Perhaps I was not clear enough:
The info will not be processed using the "X86" processor but an EMULATED 680xx processor. For example:
Run emulator software on PC - It waits for a "Boot" signal from the amiga hardware, basically connected "In Place" of the 680xx cpu. When it sees this boot signal, same as the 68000 cpu it replaced, it will do exactly what the 68000 would.
I mean basically, you would have a connector shaped like the cpu your replacing. You would plug said connector in in place of the cpu. The emulator software would then provide the correct signals through a cable to this "Cpu" emulator, in essence allowing the pc to become the processor. Endian issues should NOT be a problem because the emulation knows what to expect, and will deal with it the same way that a 68000 would, ie basically the core of WINUAE etc. I mean, a 68000 basically is using +5v and 0 for signals. You would design a pc card or usb interface (If fast enough) that would do 2 things= read the +5v pins on the cpu connector that the amiga would put out, and in return set +5v or 0 on the pins that the amiga expects from the cpu. Thats the only connection a 68000 has to the amiga, a series of +5v and 0v, can be duplicated through this interface.
The card then digitizes? the +5v and 0 to provide data to the emulator, which then performs whatever op + memory operation the instruction says to do. Note, this is "Emulated" memory as well as op codes, so endian conversions should not have to occur, its all done with native signals from the amiga and then back out to the amiga.
Granted My hardware level understanding is not amazingly great, but basic, but here is how I see it:
Power on, PC sees +5v on a certain line, telling the amiga has been powered on. At this point, and I don't know the technicalities of it, it likely starts reading from the Amiga Rom chip for hardware level boot info. The pc just acts like the 68000.

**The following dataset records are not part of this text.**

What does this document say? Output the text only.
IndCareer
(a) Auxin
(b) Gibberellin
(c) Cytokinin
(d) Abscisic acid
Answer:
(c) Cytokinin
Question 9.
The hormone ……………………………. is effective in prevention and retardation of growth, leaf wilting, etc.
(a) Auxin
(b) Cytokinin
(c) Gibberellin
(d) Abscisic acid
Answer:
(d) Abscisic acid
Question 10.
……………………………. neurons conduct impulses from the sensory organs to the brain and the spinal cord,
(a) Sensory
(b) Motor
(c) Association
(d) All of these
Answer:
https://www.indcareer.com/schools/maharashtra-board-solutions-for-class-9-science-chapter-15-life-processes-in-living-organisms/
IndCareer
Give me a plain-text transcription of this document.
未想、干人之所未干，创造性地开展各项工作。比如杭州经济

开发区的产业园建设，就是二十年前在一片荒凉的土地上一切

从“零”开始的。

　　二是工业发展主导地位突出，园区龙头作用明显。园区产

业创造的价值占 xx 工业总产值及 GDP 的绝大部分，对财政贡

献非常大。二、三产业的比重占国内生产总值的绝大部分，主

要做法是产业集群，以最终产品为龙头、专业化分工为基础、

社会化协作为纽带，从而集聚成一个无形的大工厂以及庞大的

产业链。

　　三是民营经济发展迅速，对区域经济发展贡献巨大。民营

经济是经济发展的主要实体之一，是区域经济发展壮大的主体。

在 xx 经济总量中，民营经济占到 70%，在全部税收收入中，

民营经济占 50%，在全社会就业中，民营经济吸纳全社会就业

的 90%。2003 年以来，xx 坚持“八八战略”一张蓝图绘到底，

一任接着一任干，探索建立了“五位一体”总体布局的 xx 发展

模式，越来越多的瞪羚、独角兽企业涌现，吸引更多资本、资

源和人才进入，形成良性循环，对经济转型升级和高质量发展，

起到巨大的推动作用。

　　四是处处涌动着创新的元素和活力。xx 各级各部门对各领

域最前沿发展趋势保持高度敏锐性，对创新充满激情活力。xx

Am I clear enough? Or am I explaining this wrong.
Karlos wrote:
amigaksi wrote:
>Such a design would be totally blighted by endian conversion issues. You'd probably need to use the big-endian memory access tricks they did for amithlon.
But he is suggesting some interface hardware in between to do the CPU signal translation in real-time.
How does this external converter know what size element is being accessed in order to do that?
The CPU core will perform byte/word/long/quad reads and writes on its own caches but the CPU as a whole will perform cache line transfers to/from the main memory. I can't see how any interface in between can have any way of knowing what the data being transferred is in order to to do any swapping. All it will see are long bursts of fixed width accesses.